Nella discussione si è però chiarito che i caratteri più rilevanti di questo
nuovo tipo di partito sono la convergenza programmatica tra «destra» e
«sinistra», l’assoluto prevalere delle funzioni di governo su quelle di
rappresentanza e la piena integrazione nello Stato, con la connessa dipendenza
economica dal finanziamento pubblico. Tutti elementi che rientrano nel quadro
delle trasformazioni involutive della statualità nei paesi a capitalismo
avanzato (qualcosa quindi che comprende ma va oltre le politiche cosiddette neoliberistiche o, come preferisco
dire, neomercantilistiche) e che permettono di definire il passaggio da un regime
liberaldemocratico a uno postdemocratico.

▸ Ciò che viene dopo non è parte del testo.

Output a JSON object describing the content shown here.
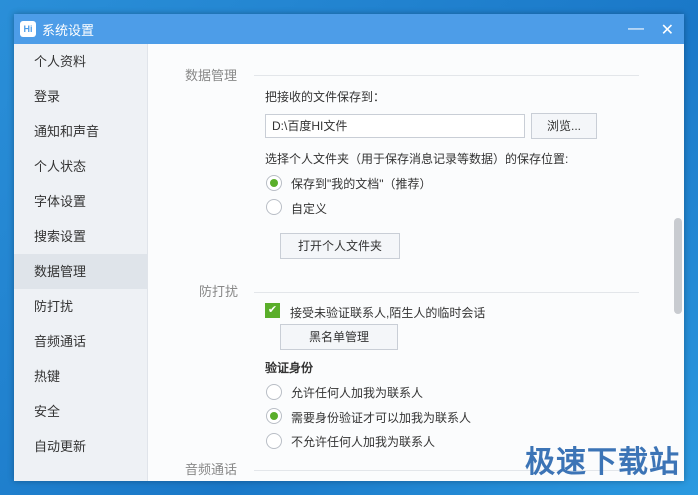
{
  "window": {
    "title": "系统设置",
    "logo": "Hi"
  },
  "sidebar": {
    "items": [
      {
        "label": "个人资料"
      },
      {
        "label": "登录"
      },
      {
        "label": "通知和声音"
      },
      {
        "label": "个人状态"
      },
      {
        "label": "字体设置"
      },
      {
        "label": "搜索设置"
      },
      {
        "label": "数据管理",
        "selected": true
      },
      {
        "label": "防打扰"
      },
      {
        "label": "音频通话"
      },
      {
        "label": "热键"
      },
      {
        "label": "安全"
      },
      {
        "label": "自动更新"
      }
    ]
  },
  "data_mgmt": {
    "heading": "数据管理",
    "save_label": "把接收的文件保存到：",
    "path_value": "D:\\百度HI文件",
    "browse": "浏览...",
    "folder_label": "选择个人文件夹（用于保存消息记录等数据）的保存位置:",
    "opt_docs": "保存到\"我的文档\"（推荐）",
    "opt_custom": "自定义",
    "open_folder": "打开个人文件夹"
  },
  "dnd": {
    "heading": "防打扰",
    "accept_label": "接受未验证联系人,陌生人的临时会话",
    "accept_checked": true,
    "blacklist": "黑名单管理",
    "verify_heading": "验证身份",
    "opt_any": "允许任何人加我为联系人",
    "opt_verify": "需要身份验证才可以加我为联系人",
    "opt_none": "不允许任何人加我为联系人"
  },
  "audio": {
    "heading": "音频通话"
  },
  "watermark": "极速下载站",
  "colors": {
    "titlebar": "#4d9de8",
    "accent_green": "#5aae2a"
  }
}
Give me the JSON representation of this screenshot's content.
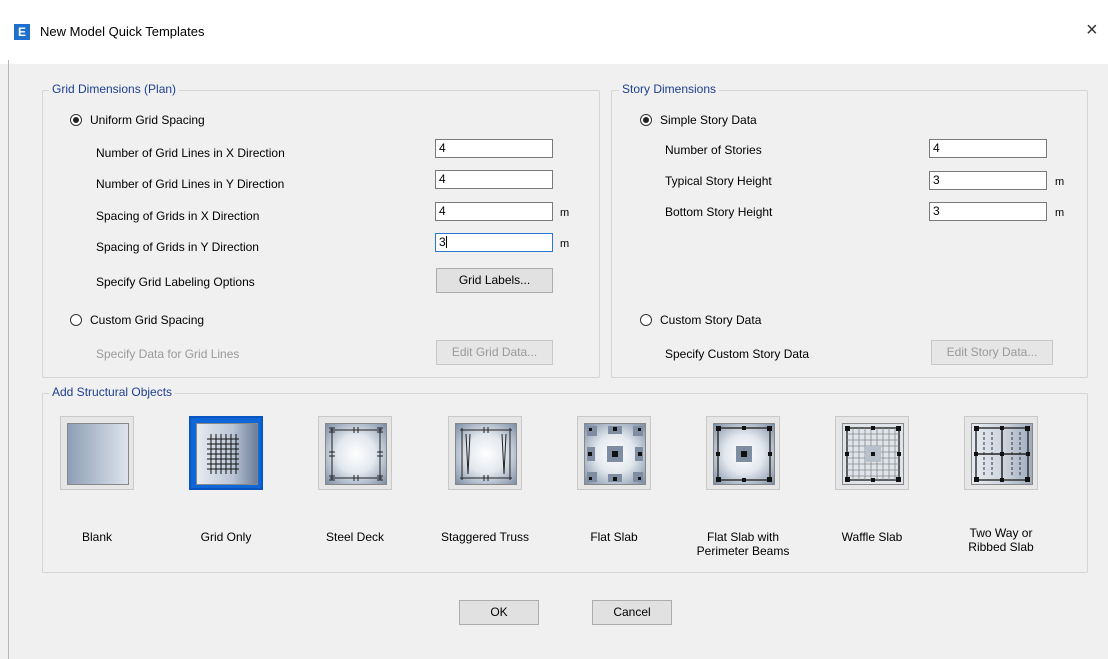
{
  "window": {
    "title": "New Model Quick Templates",
    "app_icon_letter": "E",
    "close_glyph": "×"
  },
  "grid_dimensions": {
    "legend": "Grid Dimensions (Plan)",
    "uniform_label": "Uniform Grid Spacing",
    "uniform_selected": true,
    "fields": [
      {
        "label": "Number of Grid Lines in X Direction",
        "value": "4",
        "unit": ""
      },
      {
        "label": "Number of Grid Lines in Y Direction",
        "value": "4",
        "unit": ""
      },
      {
        "label": "Spacing of Grids in X Direction",
        "value": "4",
        "unit": "m"
      },
      {
        "label": "Spacing of Grids in Y Direction",
        "value": "3",
        "unit": "m"
      }
    ],
    "labeling_label": "Specify Grid Labeling Options",
    "grid_labels_button": "Grid Labels...",
    "custom_label": "Custom Grid Spacing",
    "custom_selected": false,
    "custom_data_label": "Specify Data for Grid Lines",
    "edit_grid_button": "Edit Grid Data..."
  },
  "story_dimensions": {
    "legend": "Story Dimensions",
    "simple_label": "Simple Story Data",
    "simple_selected": true,
    "fields": [
      {
        "label": "Number of Stories",
        "value": "4",
        "unit": ""
      },
      {
        "label": "Typical Story Height",
        "value": "3",
        "unit": "m"
      },
      {
        "label": "Bottom Story Height",
        "value": "3",
        "unit": "m"
      }
    ],
    "custom_label": "Custom Story Data",
    "custom_selected": false,
    "custom_data_label": "Specify Custom Story Data",
    "edit_story_button": "Edit Story Data..."
  },
  "structural_objects": {
    "legend": "Add Structural Objects",
    "selected": "grid-only",
    "items": [
      {
        "id": "blank",
        "label": "Blank"
      },
      {
        "id": "grid-only",
        "label": "Grid Only"
      },
      {
        "id": "steel-deck",
        "label": "Steel Deck"
      },
      {
        "id": "staggered-truss",
        "label": "Staggered Truss"
      },
      {
        "id": "flat-slab",
        "label": "Flat Slab"
      },
      {
        "id": "flat-slab-perimeter",
        "label": "Flat Slab with\nPerimeter Beams"
      },
      {
        "id": "waffle-slab",
        "label": "Waffle Slab"
      },
      {
        "id": "two-way-ribbed",
        "label": "Two Way or\nRibbed Slab"
      }
    ]
  },
  "footer": {
    "ok_label": "OK",
    "cancel_label": "Cancel"
  },
  "colors": {
    "accent": "#0f66d6",
    "legend_text": "#1e3f8f",
    "disabled_text": "#9a9a9a"
  }
}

In diversi paesi il passaggio alla postdemocrazia è stato
accompagnato dall’emergere di competitori che sfidavano i partiti
tradizionalmente dominanti, collocandosi di fatto alla loro destra, però spesso
dichiarandosi «né di destra né di sinistra»: la Lega lombarda (poi Lega nord),
il Front national in Francia, il Partito della libertà (Fpö) di Jörg Haider in Austria, la
Lista di Pim Fortuyn in Olanda, per fare alcuni esempi importanti in Europa
occidentale. Il «né di destra né di sinistra» che, attenzione!, è motto che fu
già dei Verdi (che con la «sinistra» di governo hanno frequentemente e
diffusamente collaborato), è indicativo della convergenza delle politiche dei partiti
tradizionali, appunto sia di «destra» che di «sinistra», della loro
statalizzazione. L’appello al popolo e il particolare registro linguistico
frequente nella retorica di questi competitori, basso o anche volgare, si
comprende con l’intenzione di far leva sulla diffusa e crescente alienazione
dei cittadini dalla politica istituzionale, dalle sue pratiche come dal suo
stile. Questi partiti sono sovente indicati come populisti o neopopulisti: da
qui la volgare identificazione tra populismo e destra ricorrente nella polemica
politica (ma non nella letteratura scientifica).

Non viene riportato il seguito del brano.